Discussion in 'Hardware' started by J.P., Mar 30, 2010.

  1. J.P.


    I've been leaving Task Manager open and I see that most tasks run on only one core while maxing it out at 25% while the other three cores are almost idle. This includes long waits while opening or saving large spreadsheets and copying large datasets from the Web. Where I thought the hard drive or the Web was the bottleneck, it was actually the CPU! Rather than take a ~75% hit on processor speed for most tasks, I'm thinking of going back to a dual core or even a single core. Wouldn't that be faster? (Although Excel recalculations, for example, use all four cores and are quite fast.) Except for specialized situations, wouldn't I (and most) be better off with only one or two cores? What am I missing here?
  2. What's your OS?
  3. cloudcel.com may be a viable option for running big excel processes.
    See if you can break up your process to run in separate excel instances to take advantage of your quad core.
    If you use dde try using vba setlinkondata (Excel by default updates links 100ms, setlinkondata forces immediate updates).

  4. J.P.


    64-bit Windows 7 with eight GB RAM
  5. J.P.


    Thanks, Pocket, for the info on Excel and cloudcel; I'll look into that. But it's not just Excel as just about everything seems to run at only 25% of potential speed with unnecessarily long waits for most of the tasks I perform where I have to wait for completion.

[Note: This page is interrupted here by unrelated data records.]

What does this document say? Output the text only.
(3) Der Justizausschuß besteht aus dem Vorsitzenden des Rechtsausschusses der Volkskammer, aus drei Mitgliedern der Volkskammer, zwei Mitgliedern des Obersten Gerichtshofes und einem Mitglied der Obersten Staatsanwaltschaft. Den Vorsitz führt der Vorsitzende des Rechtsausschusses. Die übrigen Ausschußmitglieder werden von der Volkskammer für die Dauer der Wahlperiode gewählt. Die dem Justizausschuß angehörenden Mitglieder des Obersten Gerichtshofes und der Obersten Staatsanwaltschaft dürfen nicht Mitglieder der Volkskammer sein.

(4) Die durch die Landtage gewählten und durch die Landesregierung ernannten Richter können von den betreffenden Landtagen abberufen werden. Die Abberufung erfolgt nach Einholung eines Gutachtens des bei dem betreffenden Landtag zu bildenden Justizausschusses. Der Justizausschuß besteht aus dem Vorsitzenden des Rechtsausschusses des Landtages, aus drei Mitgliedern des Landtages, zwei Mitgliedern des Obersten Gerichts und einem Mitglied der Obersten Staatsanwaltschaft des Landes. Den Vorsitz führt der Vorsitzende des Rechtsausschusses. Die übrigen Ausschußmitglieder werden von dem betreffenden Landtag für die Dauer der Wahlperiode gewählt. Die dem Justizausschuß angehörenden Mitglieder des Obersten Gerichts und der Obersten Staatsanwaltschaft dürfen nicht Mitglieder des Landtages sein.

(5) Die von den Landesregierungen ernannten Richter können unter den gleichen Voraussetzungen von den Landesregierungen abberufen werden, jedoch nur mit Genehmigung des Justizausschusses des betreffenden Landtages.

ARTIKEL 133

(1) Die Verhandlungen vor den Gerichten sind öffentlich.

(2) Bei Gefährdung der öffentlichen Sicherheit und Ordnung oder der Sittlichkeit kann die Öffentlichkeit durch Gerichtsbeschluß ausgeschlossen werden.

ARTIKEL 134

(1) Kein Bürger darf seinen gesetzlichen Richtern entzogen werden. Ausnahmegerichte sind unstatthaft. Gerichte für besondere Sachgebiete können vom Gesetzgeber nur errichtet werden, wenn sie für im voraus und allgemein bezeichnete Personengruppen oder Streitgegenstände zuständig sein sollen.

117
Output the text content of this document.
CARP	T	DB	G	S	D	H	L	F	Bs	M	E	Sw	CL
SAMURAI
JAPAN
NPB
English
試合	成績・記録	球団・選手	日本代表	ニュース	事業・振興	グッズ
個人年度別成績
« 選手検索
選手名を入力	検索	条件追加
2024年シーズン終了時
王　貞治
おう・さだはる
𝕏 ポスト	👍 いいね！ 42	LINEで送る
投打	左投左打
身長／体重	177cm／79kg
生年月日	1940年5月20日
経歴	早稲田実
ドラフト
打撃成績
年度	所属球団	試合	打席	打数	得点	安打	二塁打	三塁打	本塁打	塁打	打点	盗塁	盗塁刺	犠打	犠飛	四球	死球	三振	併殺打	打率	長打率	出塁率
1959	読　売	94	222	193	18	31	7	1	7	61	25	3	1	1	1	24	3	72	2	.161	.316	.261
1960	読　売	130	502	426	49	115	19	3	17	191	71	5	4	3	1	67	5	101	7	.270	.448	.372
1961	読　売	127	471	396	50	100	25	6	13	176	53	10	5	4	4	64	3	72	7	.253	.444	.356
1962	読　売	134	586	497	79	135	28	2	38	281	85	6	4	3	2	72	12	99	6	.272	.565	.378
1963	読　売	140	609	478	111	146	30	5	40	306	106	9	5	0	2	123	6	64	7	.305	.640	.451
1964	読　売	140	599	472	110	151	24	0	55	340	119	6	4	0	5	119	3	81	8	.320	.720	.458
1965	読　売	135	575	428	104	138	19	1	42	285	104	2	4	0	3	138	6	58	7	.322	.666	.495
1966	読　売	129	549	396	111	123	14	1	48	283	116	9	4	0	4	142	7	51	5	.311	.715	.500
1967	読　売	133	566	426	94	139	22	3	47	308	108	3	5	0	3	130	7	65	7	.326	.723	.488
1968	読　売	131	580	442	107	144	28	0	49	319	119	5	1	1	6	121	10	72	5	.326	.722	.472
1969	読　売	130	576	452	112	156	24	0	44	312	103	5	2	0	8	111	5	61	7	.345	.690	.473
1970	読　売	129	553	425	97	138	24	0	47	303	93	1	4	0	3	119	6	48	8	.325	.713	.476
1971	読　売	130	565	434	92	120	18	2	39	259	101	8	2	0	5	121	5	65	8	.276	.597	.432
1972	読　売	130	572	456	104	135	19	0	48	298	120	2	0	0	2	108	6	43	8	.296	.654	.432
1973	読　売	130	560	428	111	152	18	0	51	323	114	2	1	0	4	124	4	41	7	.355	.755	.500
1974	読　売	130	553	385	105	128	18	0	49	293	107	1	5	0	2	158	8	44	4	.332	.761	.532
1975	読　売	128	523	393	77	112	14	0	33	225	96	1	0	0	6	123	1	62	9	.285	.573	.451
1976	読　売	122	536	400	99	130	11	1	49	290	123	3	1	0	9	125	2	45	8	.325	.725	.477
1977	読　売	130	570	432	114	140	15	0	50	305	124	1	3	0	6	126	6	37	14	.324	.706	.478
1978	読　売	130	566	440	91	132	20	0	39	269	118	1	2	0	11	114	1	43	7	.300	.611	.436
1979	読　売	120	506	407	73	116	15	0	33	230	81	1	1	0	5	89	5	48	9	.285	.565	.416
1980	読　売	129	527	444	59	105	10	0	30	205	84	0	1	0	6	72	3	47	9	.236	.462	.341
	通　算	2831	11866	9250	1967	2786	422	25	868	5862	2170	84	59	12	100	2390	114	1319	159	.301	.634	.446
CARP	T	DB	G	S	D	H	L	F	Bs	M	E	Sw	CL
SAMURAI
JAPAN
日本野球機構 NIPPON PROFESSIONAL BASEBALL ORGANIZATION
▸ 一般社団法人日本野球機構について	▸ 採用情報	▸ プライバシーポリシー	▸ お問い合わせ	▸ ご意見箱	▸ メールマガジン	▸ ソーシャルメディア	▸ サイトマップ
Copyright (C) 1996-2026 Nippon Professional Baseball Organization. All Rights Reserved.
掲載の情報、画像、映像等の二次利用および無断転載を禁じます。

So I should have looked into this more as I assumed the latest processor would be the fastest for me when an older CPU with fewer cores would have been much better. Anyway, if I buy another machine I should apparently try to stick to the fastest processors I can get but with only one or two cores max; in other words, an older CPU, not the latest. Again, do I have this right?
  6. I don't think you have it right... Your perception of "[only] 25% of potential speed"... and "unnecessarily long waits for most tasks".... nothing like that should be attributable to the CPU. Usually when a system is taking a long time to do something, it's struggling with a software problem. Though I don't have any specific answers for you, I'd look to software first.

    The best performance improvement has been from one core => dual core. The quads perform a little better at the same clock speed as a C2D.

    You can either try to find your software bogie [could take hours and hours and you still may not find it], or use a backup hard drive to do a fresh install of the OS and drivers. Then before loading "miscellaneous programs", load and run the programs you perceive to be slow and see if your problem disappears.

    Usually when you have a hardware problem, something doesn't work at all... it's not just "slow".
  7. J.P.


    Thanks, EllisWyatt for sending a PM suggesting I look at the i7 chip. But to the best of my knowledge it too has four cores and would also be utilizing only 25% of its capacity most of the time. Regarding the possibility of the delay being the HHD or the Internet, I used to think that but after studying Task Manager I know it's not--and that's why I posted. If your CPU is at its max, then that is what you are waiting for. Also, see below. But thanks again for your input.
  8. You have now said contradictory things... before you were concerned about "~75% hit" on CPU usage.. "and now you're concerned about using ONLY 25% of capacity because only one core is doing all the work while the other 3 sit idle....

    Just because you have 4 cores, does NOT mean that you will EVER use them all simultaneously. Mostly, you will use ONE core. If you have 2 "cpu intensive apps" running at once, you may see 2 cores being significantly utilized. To use all of your 4 cores, you will need to be using "multi-threaded applications" designed to utilize all cores... there isn't much of that software around yet.
  9. J.P.


    I don't understand. One example: when I load a 1GB spreadsheet in Excel 2007, Task Manager shows Excel maxed out at 25%, with almost 75% idle, while I wait for it to load. (And I didn't mean that I had to wait for most tasks as you quoted; I meant that for only those tasks for which I need to wait for completion, the CPU for that task maxes out at 25% rather than almost 100%.) I'll try to explain better in the next post. And thank you very much for your post.
  10. I'm not sure of your semantics.. Does "being 25% maxed out".. mean to you that one of your 4 cores is working hard and the other 3 are not... that is, under Task Manager/Processes, Excel is running 25% CPU usage? If that's the case, "that's how it works" if the app is single threaded.